Wednesday, December 16, 2009

Paul Ryan and the future of the GOP

This  commentary from  GOP thought leader Rep. Paul Ryan of Wisconsin really sets the intellectual and political framework for where the GOP might be headed.  He goes after Crony Capitalism, the melding of Big Money, Big  Business and Big Goverment. This is what’s next. Here are some important bits:
1)  Since bringing us back from the precipice however, the Troubled Asset Relief Program [TARP] has morphed into crony capitalism at its worst. … No longer concerned with preserving overall financial market stability, Treasury’s walking around money continues to be deployed to reward the market’s Goliaths while letting its Davids suffer.
2) Washington is working hard to nationalize other sectors of our economy too. The House Finance Committee is pushing a massive financial “reform” bill, effectively creating banking utility companies. The Treasury Department has effectively nationalized the housing finance sector, with Fannie Mae & Freddie Mac demonstrating how fast big businesses, through a federally blessed and backed oligopoly, can fall. Now, on both ends of Pennsylvania Avenue, health care and energy lobbyists continue to fall over themselves to cut their deals–knowing that if they aren’t at the table, they’ll be on the menu.
3) Big businesses’ frenzied political dealings are not driven by party or ideology, but rather by zero-sum thinking in which their gain must come from a competitor’s loss. Erecting barriers to competition is a key to maintaining advantage and market share. With Washington leading the way, it makes sense for the big boys to redirect their resources to their lobbying shop and government affairs office. They’re far less interested in expanding the economic pie than with making certain that they get their slice.

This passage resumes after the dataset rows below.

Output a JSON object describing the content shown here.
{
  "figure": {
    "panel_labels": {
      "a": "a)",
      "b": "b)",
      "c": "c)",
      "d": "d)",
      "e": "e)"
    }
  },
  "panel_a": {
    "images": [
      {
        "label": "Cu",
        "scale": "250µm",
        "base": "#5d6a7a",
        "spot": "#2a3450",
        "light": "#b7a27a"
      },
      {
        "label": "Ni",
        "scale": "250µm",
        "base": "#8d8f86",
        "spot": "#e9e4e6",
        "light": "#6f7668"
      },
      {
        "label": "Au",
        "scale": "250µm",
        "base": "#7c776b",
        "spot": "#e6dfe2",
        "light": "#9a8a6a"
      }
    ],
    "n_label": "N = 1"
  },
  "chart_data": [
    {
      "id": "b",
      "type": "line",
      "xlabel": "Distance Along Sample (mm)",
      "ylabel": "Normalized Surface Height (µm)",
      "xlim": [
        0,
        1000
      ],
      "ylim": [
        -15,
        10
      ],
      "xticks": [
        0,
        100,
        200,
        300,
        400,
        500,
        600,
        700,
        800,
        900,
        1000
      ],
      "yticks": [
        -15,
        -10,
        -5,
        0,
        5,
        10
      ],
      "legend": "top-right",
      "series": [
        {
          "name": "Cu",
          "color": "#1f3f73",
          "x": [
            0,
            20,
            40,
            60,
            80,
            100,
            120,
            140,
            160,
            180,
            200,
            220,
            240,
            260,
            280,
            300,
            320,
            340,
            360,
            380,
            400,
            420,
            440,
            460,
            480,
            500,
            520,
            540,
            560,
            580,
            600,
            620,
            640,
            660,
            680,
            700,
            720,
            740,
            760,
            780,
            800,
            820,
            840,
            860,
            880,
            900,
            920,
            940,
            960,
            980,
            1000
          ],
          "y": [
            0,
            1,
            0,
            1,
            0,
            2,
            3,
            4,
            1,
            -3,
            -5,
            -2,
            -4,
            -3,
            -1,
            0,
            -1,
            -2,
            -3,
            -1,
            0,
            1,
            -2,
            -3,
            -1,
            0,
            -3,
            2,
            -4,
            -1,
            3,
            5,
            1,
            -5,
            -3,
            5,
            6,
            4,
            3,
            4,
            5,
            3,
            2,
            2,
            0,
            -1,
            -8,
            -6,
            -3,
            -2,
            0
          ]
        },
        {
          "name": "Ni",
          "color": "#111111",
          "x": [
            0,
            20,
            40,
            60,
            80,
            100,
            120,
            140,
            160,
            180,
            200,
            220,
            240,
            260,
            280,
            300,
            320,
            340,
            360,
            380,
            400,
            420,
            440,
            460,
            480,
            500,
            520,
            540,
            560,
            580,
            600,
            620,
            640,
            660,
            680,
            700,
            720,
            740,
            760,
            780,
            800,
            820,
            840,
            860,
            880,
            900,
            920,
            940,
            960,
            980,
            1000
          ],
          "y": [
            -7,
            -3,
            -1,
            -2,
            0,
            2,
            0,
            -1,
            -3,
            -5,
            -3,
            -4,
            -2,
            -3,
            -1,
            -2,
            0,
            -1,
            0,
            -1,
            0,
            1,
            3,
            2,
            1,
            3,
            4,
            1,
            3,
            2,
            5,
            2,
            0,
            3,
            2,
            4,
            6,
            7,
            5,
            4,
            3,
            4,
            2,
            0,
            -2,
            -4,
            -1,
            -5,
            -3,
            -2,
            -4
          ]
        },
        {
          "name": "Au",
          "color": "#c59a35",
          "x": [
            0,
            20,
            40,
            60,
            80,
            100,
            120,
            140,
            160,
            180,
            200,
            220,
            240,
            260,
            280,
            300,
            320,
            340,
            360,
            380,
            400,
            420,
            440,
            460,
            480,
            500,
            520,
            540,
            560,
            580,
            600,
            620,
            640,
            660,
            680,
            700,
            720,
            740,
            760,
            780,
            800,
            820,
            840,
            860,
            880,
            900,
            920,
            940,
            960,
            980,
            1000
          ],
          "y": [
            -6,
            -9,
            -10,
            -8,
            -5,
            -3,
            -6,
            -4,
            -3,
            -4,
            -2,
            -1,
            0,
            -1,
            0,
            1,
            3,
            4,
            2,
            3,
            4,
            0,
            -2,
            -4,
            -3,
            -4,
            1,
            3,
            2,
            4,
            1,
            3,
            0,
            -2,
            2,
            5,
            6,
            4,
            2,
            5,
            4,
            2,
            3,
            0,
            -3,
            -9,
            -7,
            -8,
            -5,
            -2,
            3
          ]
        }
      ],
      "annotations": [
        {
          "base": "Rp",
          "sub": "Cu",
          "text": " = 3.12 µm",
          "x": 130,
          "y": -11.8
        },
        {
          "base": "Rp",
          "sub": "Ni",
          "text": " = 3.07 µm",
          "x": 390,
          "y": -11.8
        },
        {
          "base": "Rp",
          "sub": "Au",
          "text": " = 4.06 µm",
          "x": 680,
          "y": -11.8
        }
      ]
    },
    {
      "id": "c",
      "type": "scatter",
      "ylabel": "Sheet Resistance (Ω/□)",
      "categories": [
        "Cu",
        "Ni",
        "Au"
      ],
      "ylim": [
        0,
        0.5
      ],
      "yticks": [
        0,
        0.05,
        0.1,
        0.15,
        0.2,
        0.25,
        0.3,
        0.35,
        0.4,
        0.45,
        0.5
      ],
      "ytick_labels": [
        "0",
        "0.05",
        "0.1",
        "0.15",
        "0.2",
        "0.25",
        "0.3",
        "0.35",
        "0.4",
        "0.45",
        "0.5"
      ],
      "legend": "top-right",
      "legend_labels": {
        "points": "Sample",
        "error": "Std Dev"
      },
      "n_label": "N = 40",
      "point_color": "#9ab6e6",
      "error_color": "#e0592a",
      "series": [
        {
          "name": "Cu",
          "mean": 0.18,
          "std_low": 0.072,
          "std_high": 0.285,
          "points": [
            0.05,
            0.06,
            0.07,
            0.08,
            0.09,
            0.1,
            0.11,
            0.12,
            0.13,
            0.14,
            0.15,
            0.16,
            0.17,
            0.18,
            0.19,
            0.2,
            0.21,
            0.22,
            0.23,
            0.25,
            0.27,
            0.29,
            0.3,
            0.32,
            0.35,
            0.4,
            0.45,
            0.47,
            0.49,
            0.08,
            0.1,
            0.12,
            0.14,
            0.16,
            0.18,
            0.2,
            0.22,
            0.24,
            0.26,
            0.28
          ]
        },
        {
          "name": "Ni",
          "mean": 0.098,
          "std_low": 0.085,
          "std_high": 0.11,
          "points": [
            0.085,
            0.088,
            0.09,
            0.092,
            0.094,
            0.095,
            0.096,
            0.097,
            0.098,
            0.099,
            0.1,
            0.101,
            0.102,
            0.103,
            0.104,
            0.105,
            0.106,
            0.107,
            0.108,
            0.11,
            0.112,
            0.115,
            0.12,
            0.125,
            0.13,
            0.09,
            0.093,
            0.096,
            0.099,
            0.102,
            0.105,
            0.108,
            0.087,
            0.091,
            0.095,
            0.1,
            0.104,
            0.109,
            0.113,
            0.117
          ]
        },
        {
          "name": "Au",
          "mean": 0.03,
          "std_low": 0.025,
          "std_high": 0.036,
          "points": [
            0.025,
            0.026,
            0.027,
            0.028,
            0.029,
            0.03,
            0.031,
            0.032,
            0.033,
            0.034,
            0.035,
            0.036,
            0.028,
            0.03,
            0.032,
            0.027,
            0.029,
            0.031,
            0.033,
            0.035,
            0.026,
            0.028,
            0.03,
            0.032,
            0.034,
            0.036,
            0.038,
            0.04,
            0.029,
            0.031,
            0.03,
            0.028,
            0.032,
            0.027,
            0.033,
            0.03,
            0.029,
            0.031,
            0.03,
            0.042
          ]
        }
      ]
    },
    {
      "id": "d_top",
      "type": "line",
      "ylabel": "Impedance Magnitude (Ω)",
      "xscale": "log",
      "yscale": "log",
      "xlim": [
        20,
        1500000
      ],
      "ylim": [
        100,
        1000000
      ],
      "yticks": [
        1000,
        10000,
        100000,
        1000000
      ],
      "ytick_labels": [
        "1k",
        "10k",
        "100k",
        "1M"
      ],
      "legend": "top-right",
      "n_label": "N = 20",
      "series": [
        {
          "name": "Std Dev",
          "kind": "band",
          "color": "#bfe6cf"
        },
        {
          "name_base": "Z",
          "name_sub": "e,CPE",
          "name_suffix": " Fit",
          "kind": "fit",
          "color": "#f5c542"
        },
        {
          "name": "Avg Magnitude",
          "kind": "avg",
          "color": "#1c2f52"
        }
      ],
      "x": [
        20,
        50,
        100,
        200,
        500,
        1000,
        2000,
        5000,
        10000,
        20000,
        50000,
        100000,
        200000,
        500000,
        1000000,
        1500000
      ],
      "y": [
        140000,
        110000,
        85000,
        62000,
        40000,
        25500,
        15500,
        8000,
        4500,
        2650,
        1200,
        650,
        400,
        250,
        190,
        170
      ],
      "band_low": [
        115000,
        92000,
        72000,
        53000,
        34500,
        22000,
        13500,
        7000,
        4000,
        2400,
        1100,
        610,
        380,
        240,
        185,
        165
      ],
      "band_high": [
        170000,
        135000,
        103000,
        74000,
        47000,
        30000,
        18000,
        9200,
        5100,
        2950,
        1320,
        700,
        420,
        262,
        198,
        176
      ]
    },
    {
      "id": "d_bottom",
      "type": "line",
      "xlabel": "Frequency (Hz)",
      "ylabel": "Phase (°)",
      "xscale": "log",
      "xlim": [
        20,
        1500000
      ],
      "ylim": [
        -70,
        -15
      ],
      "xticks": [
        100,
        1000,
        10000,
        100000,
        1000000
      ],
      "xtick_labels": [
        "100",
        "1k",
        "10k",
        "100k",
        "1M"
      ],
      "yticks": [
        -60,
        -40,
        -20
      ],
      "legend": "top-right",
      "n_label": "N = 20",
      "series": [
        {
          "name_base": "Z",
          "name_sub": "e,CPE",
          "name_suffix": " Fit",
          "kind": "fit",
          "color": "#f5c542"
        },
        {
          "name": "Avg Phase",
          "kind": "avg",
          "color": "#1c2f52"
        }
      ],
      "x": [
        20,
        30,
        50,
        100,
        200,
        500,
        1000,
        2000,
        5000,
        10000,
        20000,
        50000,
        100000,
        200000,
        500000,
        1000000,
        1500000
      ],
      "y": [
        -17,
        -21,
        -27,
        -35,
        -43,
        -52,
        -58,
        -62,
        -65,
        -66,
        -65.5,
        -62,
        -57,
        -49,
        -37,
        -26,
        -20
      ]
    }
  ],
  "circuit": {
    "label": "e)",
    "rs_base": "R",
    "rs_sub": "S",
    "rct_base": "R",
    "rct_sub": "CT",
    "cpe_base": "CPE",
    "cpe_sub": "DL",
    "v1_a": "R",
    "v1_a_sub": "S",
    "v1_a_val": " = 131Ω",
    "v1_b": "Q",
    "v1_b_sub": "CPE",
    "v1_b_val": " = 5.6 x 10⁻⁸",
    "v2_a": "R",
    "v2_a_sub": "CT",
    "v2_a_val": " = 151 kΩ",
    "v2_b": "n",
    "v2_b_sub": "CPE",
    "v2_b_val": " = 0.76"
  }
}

4) For every encroachment into the market by the federal government–under the guise of “reform”–there exist pro-market alternatives that Republicans must articulate and passionately defend. University of Chicago’s Luigi Zingales, who has written extensively on the issue of crony capitalism, reminds policymakers that the path forward requires “adopting a pro-market, rather than pro-business, approach.”